Scat identification is a fun hobby – it is all about textures, and knowing a bit about the animal’s diet. Black Rats and Bush Rats are omnivorous – indeed Black Rats will eat nearly anything. Their scats are hard, cylindrical pellets that are pretty uniform in size and shape, often with a little point at one end. When you break them open they are compacted and simply break in half. Mouse scats are similar in texture, just smaller.
Agile Antechinus, on the other hand are insectivores – they eat mostly insects, with hard chitinous exoskeletons. The antechinus has long pointed jaws full of many sharp teeth which chew their insect prey up very finely. So when you pick up an antechinus scat and crumble it slightly between thumb and forefinger the whole thing breaks up into a zillion tiny brown fragments which may have a bit of iridescence. In scat parlance, they are known as ‘friable’.
Antechinus scats may be cylinders with rough broken off ends, or even curled “Mr Whippy” style scats. If the scats are friable and full of insect fragments but tiny and in great numbers – you could be looking at bat scats, as microbats also have an insect diet.
One would think that being able to identify the scats means I can confidently say whether it is Black Rats or Antechinus keeping us up at night in the roof.

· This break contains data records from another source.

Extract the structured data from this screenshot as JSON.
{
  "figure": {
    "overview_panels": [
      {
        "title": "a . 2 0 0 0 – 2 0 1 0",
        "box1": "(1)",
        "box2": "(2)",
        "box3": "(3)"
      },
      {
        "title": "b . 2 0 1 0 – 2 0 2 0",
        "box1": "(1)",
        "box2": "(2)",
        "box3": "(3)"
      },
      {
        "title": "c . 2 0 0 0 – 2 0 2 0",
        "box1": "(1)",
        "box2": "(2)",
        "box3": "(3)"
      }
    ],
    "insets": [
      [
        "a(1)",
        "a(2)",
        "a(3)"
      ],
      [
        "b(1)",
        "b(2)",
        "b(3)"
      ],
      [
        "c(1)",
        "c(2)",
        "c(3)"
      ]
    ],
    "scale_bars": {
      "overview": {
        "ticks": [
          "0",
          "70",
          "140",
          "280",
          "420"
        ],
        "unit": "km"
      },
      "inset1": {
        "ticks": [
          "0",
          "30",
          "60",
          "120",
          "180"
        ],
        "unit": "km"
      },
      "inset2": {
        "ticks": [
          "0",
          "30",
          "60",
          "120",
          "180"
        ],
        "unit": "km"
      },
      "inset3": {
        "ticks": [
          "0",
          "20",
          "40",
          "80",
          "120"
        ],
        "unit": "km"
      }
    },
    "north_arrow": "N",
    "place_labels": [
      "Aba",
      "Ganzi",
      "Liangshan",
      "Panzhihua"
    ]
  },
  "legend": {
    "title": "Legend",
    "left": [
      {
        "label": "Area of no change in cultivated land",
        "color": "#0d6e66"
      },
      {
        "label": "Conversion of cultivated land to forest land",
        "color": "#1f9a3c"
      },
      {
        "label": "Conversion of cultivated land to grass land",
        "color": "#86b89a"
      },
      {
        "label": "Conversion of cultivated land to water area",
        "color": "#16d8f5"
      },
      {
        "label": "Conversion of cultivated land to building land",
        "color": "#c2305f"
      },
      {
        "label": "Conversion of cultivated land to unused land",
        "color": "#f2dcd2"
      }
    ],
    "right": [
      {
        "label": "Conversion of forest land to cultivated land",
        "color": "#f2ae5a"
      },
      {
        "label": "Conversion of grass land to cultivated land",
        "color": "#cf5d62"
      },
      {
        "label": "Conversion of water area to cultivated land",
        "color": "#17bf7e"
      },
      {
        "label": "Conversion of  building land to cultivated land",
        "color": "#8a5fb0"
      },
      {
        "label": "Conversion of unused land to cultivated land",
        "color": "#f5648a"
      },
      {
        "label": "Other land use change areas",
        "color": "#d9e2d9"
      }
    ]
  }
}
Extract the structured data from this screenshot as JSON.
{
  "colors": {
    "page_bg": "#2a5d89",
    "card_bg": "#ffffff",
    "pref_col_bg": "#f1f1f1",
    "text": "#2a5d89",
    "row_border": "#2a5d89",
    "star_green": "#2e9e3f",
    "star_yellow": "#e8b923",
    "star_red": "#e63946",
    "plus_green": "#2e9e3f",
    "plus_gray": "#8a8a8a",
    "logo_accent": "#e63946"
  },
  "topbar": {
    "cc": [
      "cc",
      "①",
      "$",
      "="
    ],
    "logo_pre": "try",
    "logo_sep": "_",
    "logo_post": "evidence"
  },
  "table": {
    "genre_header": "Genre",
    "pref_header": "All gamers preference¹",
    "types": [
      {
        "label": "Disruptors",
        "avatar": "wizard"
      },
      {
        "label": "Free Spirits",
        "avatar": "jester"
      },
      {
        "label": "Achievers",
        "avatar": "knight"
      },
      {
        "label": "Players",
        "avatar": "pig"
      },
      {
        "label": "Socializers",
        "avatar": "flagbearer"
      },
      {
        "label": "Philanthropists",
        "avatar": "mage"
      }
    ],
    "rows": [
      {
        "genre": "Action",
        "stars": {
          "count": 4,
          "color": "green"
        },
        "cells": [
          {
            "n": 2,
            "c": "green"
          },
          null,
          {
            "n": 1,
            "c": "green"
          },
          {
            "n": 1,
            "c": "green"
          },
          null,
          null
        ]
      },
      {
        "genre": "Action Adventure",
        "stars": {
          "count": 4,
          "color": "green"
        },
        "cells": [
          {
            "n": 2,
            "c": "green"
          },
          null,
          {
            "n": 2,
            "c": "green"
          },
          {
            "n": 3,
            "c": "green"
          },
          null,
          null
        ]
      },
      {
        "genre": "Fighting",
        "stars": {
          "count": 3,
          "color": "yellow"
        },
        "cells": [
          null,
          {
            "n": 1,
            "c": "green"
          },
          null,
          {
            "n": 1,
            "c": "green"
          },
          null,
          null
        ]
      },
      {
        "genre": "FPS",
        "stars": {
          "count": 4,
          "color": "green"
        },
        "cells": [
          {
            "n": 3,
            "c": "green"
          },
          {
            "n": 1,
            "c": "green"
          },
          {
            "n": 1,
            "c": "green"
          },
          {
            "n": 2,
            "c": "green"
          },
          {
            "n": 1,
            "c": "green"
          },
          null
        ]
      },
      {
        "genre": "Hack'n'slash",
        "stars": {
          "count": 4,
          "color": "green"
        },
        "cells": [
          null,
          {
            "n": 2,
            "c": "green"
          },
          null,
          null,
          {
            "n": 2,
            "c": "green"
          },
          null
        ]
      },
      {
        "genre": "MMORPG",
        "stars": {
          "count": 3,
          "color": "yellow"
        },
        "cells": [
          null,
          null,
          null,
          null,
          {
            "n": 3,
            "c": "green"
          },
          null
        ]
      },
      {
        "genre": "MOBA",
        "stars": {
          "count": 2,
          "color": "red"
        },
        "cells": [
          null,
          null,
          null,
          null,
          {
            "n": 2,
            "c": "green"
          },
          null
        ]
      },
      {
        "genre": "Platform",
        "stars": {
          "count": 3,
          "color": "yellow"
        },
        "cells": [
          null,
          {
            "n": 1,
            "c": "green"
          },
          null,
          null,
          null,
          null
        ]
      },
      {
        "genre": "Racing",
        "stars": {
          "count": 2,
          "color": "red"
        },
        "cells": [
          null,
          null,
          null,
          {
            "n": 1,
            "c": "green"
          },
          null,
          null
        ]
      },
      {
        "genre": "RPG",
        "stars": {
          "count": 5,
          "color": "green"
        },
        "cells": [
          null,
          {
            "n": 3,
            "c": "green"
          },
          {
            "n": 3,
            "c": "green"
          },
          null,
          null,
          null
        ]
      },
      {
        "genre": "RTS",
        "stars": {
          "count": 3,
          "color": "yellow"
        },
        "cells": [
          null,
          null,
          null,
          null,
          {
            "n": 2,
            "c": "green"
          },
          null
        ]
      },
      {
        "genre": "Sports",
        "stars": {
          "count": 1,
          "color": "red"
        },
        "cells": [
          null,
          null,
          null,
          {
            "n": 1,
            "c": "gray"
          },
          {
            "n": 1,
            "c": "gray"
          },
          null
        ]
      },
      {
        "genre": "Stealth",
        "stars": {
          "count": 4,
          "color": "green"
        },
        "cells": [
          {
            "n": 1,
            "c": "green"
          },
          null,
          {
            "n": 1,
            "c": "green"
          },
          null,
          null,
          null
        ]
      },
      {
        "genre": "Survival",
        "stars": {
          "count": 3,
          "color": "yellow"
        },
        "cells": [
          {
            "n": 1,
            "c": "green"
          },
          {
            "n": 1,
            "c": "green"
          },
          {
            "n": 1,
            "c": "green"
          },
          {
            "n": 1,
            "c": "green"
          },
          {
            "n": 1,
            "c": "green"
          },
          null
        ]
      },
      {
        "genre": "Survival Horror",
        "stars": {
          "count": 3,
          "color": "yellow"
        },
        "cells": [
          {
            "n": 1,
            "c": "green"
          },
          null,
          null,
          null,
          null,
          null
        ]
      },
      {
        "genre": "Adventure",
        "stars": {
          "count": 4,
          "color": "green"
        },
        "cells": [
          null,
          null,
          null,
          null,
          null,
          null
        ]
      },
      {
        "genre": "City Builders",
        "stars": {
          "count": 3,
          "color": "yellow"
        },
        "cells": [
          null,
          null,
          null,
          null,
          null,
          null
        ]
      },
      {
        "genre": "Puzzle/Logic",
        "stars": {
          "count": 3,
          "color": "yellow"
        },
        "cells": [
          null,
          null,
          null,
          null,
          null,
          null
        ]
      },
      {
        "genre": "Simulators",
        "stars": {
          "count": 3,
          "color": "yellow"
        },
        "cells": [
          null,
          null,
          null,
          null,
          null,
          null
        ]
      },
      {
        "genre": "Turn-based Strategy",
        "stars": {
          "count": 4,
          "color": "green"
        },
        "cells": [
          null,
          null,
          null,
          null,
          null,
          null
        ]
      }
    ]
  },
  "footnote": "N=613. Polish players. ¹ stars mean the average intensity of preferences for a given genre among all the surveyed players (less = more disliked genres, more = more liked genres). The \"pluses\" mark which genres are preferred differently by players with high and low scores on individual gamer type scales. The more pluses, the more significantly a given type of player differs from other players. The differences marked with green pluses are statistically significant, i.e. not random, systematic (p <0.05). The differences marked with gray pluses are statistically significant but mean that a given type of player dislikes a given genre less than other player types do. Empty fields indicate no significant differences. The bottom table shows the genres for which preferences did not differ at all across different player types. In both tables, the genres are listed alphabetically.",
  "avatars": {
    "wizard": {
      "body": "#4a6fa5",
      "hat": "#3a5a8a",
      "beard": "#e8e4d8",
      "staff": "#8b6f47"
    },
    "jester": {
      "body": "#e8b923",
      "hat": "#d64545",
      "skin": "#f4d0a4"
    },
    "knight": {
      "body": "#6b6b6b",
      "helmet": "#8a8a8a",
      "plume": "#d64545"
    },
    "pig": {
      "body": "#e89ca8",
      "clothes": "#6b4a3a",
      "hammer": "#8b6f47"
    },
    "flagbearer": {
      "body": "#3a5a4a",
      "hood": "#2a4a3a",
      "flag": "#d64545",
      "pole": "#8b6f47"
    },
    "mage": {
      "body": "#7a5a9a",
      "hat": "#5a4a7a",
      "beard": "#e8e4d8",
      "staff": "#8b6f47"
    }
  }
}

At our house, it seems these two species coexist – and both scats may be found under our roof.
The Antechinus leaves more scats in the shed and across the woodpile – seeming to drop them freely as they scamper about, whereas the Black Rats seems to save their scats for depositing in their creepy lairs, in secret dark places such as under tin sheets in the garden, and notoriously in car engines!
Another way to tell these two animal groups apart is their two very distinctive gaits. Rodents, whether they are native or introduced, run in a smooth continuous motion, kind of like a horse in a gallop. Antechinus move in a very different way, it is staccato and super fast, a kind of coordinated hopping gait that moves across the ground or log like a horizontal hop. The only other animals I have seen move like this are possums and bandicoots – also marsupials.
The Agile Antechinus is one of the most common animals in the Wombat Forest, and the star of the Wombat Forest camera trapping program run by Wombat Forestcare and the VNPA. If you live in the drier parts of the Hepburn Shire, such as Yandoit or Clydesdale you would have the Agile’s Antechinus’ larger fluffier cousin, the very pretty Yellow-footed Antechinus.